I only ever really saw the clsssic toxic gamer behavior flourish once most games switched from having private dedicated servers ran by the players that almost always had an admin present to handle toxicity to unmoderated developer hosted servers no players have any bit of control over. Counter-Strike: Source vs CS:GO/CS2 is quite a leap in the general attitude of players you would encounter.
Wild how removing people who managed the player’s behavior makes the bad behavior intensify.
Confirmed. Counterstrike specifically was very inclusive and very open to most players of all ages, demographics, and skill ranges especially compared to other shooters of the 00’s. Then matchmaking and eventually premier got introduced and any chance of moderating the community died and here we are today.
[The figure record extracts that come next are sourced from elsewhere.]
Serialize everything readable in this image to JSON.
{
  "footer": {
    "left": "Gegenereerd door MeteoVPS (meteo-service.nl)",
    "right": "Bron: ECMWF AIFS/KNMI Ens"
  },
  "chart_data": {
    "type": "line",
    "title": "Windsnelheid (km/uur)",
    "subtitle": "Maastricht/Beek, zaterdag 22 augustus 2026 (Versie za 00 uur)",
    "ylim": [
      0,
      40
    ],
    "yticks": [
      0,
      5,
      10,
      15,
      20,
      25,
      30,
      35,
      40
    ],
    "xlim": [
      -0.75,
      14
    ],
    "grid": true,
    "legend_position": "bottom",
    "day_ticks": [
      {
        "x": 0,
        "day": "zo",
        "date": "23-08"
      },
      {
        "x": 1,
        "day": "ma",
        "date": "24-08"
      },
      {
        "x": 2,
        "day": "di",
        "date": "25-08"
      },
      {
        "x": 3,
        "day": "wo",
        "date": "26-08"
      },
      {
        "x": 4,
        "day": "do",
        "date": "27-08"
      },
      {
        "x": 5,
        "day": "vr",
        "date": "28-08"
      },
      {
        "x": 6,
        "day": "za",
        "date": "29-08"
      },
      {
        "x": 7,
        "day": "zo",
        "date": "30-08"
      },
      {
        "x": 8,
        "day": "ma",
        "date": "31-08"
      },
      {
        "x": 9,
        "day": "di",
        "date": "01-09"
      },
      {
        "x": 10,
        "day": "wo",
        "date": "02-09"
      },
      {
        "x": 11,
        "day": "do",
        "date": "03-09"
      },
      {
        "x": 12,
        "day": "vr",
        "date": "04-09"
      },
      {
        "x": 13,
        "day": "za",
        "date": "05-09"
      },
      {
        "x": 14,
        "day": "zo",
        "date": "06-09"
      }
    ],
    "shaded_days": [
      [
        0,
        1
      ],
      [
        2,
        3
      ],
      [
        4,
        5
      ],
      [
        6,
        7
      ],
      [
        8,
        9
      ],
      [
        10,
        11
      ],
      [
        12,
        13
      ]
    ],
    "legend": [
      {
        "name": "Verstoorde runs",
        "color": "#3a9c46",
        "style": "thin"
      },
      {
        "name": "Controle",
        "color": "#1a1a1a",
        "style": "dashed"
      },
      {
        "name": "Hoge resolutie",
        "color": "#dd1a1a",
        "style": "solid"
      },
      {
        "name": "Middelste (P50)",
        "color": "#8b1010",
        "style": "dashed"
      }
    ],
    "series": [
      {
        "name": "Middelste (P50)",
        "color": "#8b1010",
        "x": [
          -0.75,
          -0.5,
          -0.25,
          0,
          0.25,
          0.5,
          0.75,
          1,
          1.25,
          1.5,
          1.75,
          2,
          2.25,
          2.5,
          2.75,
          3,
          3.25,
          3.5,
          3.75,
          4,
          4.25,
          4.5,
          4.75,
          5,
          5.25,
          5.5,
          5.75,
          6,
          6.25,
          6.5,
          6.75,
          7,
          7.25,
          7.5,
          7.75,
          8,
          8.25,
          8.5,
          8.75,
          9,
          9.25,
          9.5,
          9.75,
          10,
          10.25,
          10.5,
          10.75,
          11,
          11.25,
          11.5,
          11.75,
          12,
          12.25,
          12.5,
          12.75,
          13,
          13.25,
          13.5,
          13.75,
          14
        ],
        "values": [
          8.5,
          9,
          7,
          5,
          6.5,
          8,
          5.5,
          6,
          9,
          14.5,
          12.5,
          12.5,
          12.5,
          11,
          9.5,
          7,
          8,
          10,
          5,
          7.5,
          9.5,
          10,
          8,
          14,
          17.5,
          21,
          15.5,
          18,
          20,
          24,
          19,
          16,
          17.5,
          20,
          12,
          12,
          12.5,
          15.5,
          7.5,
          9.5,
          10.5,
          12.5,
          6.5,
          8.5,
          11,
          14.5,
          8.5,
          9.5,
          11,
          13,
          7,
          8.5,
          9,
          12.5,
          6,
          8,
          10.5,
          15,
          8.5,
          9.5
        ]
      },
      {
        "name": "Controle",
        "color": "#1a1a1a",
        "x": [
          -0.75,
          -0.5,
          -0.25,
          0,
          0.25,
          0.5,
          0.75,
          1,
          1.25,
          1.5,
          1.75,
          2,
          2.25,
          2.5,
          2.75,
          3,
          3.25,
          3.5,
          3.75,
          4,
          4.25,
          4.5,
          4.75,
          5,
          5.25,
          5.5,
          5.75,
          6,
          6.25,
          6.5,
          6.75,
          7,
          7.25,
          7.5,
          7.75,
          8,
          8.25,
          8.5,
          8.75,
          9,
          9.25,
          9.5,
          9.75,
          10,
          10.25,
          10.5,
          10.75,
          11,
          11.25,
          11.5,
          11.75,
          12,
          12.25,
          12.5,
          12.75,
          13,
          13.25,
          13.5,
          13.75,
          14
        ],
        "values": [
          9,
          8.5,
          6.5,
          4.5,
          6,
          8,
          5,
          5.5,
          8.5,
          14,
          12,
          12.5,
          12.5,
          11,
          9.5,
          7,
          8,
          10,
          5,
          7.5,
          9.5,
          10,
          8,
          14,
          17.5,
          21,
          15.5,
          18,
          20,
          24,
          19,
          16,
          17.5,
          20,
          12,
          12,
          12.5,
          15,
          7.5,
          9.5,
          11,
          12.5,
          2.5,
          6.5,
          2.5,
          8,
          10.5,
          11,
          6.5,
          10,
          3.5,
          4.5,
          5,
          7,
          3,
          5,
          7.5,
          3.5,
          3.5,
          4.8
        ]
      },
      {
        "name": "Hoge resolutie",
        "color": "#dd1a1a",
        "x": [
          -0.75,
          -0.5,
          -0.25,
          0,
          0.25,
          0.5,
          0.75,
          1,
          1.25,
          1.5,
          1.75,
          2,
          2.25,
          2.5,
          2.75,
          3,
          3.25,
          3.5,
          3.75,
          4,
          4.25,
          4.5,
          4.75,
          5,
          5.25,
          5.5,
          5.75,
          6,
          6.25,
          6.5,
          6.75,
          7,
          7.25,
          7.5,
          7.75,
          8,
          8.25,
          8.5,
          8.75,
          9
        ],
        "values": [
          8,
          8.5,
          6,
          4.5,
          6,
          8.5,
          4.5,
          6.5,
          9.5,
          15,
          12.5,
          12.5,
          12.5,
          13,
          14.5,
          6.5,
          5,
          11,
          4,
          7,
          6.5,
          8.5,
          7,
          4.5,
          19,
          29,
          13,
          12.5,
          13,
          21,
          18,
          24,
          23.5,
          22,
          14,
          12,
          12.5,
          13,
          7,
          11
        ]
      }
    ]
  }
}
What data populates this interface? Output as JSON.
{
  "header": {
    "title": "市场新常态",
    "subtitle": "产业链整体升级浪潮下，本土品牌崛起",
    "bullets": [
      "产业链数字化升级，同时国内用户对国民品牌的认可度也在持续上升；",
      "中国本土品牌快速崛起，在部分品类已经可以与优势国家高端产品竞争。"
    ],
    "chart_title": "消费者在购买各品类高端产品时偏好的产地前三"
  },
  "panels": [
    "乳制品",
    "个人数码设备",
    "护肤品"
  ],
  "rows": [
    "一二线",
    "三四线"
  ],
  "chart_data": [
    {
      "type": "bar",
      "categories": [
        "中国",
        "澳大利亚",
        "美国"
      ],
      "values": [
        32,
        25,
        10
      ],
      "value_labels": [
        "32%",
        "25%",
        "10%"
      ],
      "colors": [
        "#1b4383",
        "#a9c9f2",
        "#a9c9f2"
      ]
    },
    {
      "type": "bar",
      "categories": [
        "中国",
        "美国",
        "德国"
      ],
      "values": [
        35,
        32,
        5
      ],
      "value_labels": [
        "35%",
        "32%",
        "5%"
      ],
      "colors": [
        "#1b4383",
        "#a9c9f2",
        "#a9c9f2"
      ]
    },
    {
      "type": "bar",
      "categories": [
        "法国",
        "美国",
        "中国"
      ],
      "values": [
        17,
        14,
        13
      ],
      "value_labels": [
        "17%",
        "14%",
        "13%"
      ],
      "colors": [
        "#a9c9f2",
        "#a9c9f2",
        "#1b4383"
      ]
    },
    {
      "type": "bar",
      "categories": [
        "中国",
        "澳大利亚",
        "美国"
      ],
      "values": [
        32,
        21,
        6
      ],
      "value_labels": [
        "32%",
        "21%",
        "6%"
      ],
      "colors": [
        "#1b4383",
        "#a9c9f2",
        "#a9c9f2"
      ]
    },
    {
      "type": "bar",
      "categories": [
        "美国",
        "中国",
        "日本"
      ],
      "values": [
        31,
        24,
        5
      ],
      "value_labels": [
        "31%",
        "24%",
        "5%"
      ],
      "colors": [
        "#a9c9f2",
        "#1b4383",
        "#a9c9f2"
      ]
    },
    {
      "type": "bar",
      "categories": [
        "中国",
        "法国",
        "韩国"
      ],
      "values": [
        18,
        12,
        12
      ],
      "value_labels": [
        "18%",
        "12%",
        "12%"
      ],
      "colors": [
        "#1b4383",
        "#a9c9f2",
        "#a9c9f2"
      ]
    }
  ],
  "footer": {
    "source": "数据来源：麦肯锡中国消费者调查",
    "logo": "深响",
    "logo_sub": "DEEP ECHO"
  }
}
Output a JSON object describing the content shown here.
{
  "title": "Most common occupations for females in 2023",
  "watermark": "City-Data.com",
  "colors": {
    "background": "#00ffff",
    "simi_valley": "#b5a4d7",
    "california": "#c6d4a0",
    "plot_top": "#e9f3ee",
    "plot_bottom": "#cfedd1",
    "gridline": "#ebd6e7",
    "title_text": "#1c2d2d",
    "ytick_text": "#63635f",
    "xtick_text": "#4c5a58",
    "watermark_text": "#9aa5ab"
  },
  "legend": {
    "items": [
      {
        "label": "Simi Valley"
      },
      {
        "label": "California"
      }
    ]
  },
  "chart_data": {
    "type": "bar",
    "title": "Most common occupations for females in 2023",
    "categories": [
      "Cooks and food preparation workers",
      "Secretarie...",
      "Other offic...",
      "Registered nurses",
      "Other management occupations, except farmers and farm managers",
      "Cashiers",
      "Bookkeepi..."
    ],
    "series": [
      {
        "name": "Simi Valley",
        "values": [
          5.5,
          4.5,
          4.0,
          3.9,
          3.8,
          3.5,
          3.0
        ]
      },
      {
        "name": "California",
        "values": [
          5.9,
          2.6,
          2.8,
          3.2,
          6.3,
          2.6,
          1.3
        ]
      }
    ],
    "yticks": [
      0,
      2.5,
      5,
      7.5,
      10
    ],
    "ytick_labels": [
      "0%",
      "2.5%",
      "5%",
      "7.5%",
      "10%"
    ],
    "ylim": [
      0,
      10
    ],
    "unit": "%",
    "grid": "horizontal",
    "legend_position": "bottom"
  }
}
matchmaking killed the fun in so many ways. cs got tryhardy and toxic, but so many multiplayer games are now insufferable because of matchmaking and agressive monetization.
I suspect the environment is different depending on the game. I never witnessed any of that in overwatch back when I used to play for instance. Though I pretty much never play multiplayer games without at least one friend so the numbers are skewed a bit by having at least 2 non-weirdos on the team
Alternatively, you had two guaranteed weirdos.
I don’t doubt this but now I’m really curious about the numbers. Is it the same on PC? How do women’s experience compare to other genders in similar surveys?
For how other genders fair, it’s almost entirely dependent on your voice, so feminine sounding people almost certainly get the same treatment, and masculine sounding people just get treated like normal.